The scene Monday underscored the postelection challenge in Congo: persuading a people riven by ethnic and regional disputes and political rivalries that democracy is the best way to resolve their differences.
Still voting Sunday was largely peaceful. The European Union and Congo's former colonial ruler, Belgium, said isolated violence had not kept the elections from being free and democratic.
The United States congratulated Congo for overcoming "enormous logistical challenges and threats of intimidation."
U.N. Secretary-General Kofi Annan called the elections a "milestone in the country's peace process," and congratulated the Congolese for the peaceful vote.
Some 17,600 U.N peacekeepers and 2,000 EU troops are deployed to help ensure peace during the vote in the vast Central African nation.
Meanwhile, former rebel leader Jean-Pierre Bemba's party claimed the lead in more than 50 percent of the nation's provinces. His Congolese Liberation Movement said Bemba, a vice president in the postwar administration which arranged the election, had a firm lead in six of Congo's 11 provinces, and was confident of victory.
The Congolese Liberation Movement decried alleged "irregularities" across the country. But a Bemba representative said that if the election was deemed transparent, his party would respect the results.
The winner must garner an outright majority of all votes. Though first results are not expected for weeks, various groups were trying to independently determine who won.
The restive country is still seething from years of war, and electoral commission Chairman Appolinaire Malu-Malu called for restraint in declaring the outcome based on unofficial tallies.

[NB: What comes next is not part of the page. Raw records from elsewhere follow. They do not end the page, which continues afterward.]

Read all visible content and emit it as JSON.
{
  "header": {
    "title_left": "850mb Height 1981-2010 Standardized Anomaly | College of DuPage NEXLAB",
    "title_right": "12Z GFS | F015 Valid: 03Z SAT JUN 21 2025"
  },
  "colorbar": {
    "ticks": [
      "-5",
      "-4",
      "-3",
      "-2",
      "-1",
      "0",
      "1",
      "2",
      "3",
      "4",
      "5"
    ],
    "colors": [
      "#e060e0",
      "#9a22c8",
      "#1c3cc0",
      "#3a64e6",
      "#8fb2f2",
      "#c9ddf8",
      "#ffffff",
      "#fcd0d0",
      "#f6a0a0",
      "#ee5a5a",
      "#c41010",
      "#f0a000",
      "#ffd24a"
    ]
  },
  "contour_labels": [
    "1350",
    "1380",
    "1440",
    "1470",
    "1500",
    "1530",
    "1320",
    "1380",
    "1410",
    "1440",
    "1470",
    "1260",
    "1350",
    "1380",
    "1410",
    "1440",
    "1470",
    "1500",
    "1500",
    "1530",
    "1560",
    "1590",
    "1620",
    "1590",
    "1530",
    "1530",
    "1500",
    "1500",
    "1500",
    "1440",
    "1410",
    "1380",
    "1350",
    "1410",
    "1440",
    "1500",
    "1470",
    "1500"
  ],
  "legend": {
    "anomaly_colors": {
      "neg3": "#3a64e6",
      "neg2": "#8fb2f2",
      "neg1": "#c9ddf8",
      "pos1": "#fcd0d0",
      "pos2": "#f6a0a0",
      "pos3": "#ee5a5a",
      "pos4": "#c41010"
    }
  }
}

"Be modest in your declarations," he said at a news conference. "Don't fool the population."
Bemba was one of the front-runners in the campaign, portraying himself as the true son of Congo while his main rival and current president, Joseph Kabila, was born in exile in neighboring Rwanda.
Several leading candidates are former rebels who still command private armed militias, and could pose a real threat to peace after the elections.
There were 33 candidates running in the presidential race, and another 9,000 contenders for the 500-seat legislature.
Wars that raged in the country from 1998-2002 attracted troops from eight nations seeking to control vast mineral resources including diamonds, copper, gold and coltan, used for cellphone chips.
Military strongman Mobutu Sese Seko took power and reunited the nation after democratically elected Prime Minister Patrice Lumumba was assassinated in 1961. Mobutu led the nation he called Zaire as a personal fiefdom for 32 years, using its mineral riches to fatten foreign bank accounts said to hold $4 billion when he died after being ousted by armed rebellions in 1997.